Carter pasaba largas horas solitarias en el Valle, en aquel Valle que le pertenecía y que no podía excavar con las manos desnudas. El desaliento le vencía; sin la presencia de Carnarvon, sin su conquistadora magia, se sentía abandonado. ¿Por qué se mostraba tan cruel el destino? Cuando se disponía a degustar el fruto ansiado durante tantos años, éste le era brutalmente arrebatado.

Algunos auguraban que la guerra duraría diez años, tal vez más, que Egipto sería invadido por las hordas turcas y alemanas, que los monumentos serían arrasados y las tumbas servirían como depósitos de municiones.

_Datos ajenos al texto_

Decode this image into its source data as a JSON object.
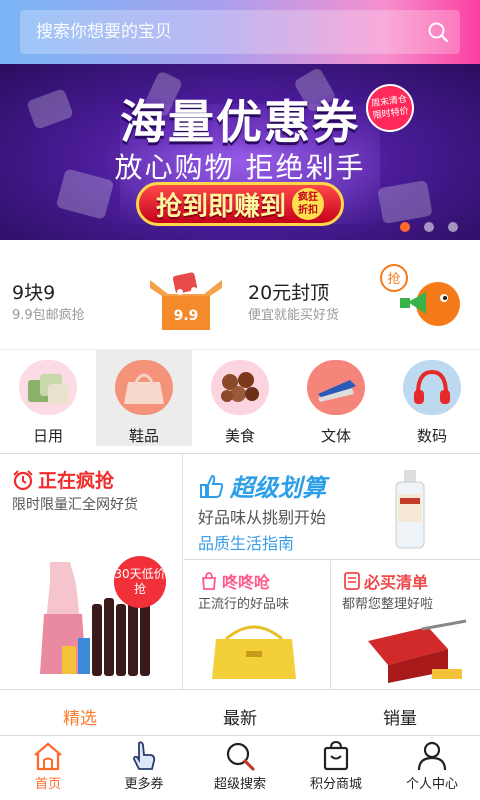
{
  "search": {
    "placeholder": "搜索你想要的宝贝"
  },
  "banner": {
    "title": "海量优惠券",
    "subtitle": "放心购物 拒绝剁手",
    "button_text": "抢到即赚到",
    "button_tag": "疯狂折扣",
    "badge": "周末清仓限时特价",
    "slide_count": 3,
    "active_slide": 1
  },
  "promo": {
    "left_title": "9块9",
    "left_sub": "9.9包邮疯抢",
    "box_label": "9.9",
    "right_title": "20元封顶",
    "right_sub": "便宜就能买好货",
    "mascot_text": "抢"
  },
  "categories": [
    {
      "label": "日用",
      "icon": "pillow-icon"
    },
    {
      "label": "鞋品",
      "icon": "handbag-icon"
    },
    {
      "label": "美食",
      "icon": "chocolate-icon"
    },
    {
      "label": "文体",
      "icon": "stapler-icon"
    },
    {
      "label": "数码",
      "icon": "headphones-icon"
    }
  ],
  "grid": {
    "hot_title": "正在疯抢",
    "hot_sub": "限时限量汇全网好货",
    "hot_badge": "30天低价抢",
    "super_title": "超级划算",
    "super_sub": "好品味从挑剔开始",
    "super_link": "品质生活指南",
    "dongdong_title": "咚咚呛",
    "dongdong_sub": "正流行的好品味",
    "must_buy_title": "必买清单",
    "must_buy_sub": "都帮您整理好啦"
  },
  "tabs": [
    {
      "label": "精选"
    },
    {
      "label": "最新"
    },
    {
      "label": "销量"
    }
  ],
  "nav": [
    {
      "label": "首页",
      "icon": "home-icon"
    },
    {
      "label": "更多券",
      "icon": "hand-pointer-icon"
    },
    {
      "label": "超级搜索",
      "icon": "search-icon"
    },
    {
      "label": "积分商城",
      "icon": "shopping-bag-icon"
    },
    {
      "label": "个人中心",
      "icon": "user-icon"
    }
  ],
  "colors": {
    "accent": "#ff6a2a",
    "hot_red": "#f02c2c",
    "super_blue": "#2c9fe8",
    "dongdong_pink": "#ff5a8a",
    "must_buy_red": "#f04848"
  }
}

Una fresca mañana de diciembre, Carter pensó en renunciar. Escribiría una larga carta a Carnarvon explicándole que el Valle se le negaba para siempre. Con el corazón en un puño, entró por milésima vez en la inmensa tumba de Seti I y se dejó cautivar por las escenas rituales y los textos esotéricos que cubrían sus paredes. Dioses y diosas le recibieron, pronunciando las palabras de vida grabadas en la piedra, a medida que su mirada se posaba en los jeroglíficos. Sin advertirlo. Carter se identificó con el sol que se zambullía en el otro mundo y afrontaba los misterios de las cámaras ocultas con la esperanza de renacer; el astro moribundo atravesaba doce terroríficas regiones donde reinaban tinieblas, agresivos genios, una serpiente decidida a destruir la luz. El viajero cruzó las puertas y pasó sobre el profundo pozo del que ascendía la energía de las edades primigenias; leyó, en las paredes, el Libro del día y el Libro de la noche, recitó las fórmulas de la apertura de la boca.

Penetró en la sala del oro donde reinaban el alma del sol y el espíritu del faraón, su mensajero, resucitado en el sarcófago; el de Seti I, transportado a Inglaterra, había dejado un vacío cruel. Carter se juró no desnaturalizar nunca una tumba robándole su corazón, esa piedra de regeneración que Egipto no denominaba ataúd sino «proveedor de vida». Levantando los ojos, admiró las representaciones de la diosa del cielo, de los astros, de los planetas y los decanatos; que vencía la muerte, regresaba a la luz de la que había salido y se confundía con el propio origen del universo.

Conmovido, Carter escribió a Carnarvon:

«De un superficial estudio de la mitología y de la religión egipcia podría deducirse que hemos hechos progresos. Pero si tenemos la capacidad de admirar y comprender su arte, perdemos cualquier sensación de superioridad. Nadie dotado de sensibilidad negará que el arte egipcio corporificó lo esencial Con todo nuestro progreso, somos incapaces de percibirlo. Egipto es el horizonte de eternidad, el Valle posee el secreto. Por ello debemos continuar. Permanezco aquí y le espero».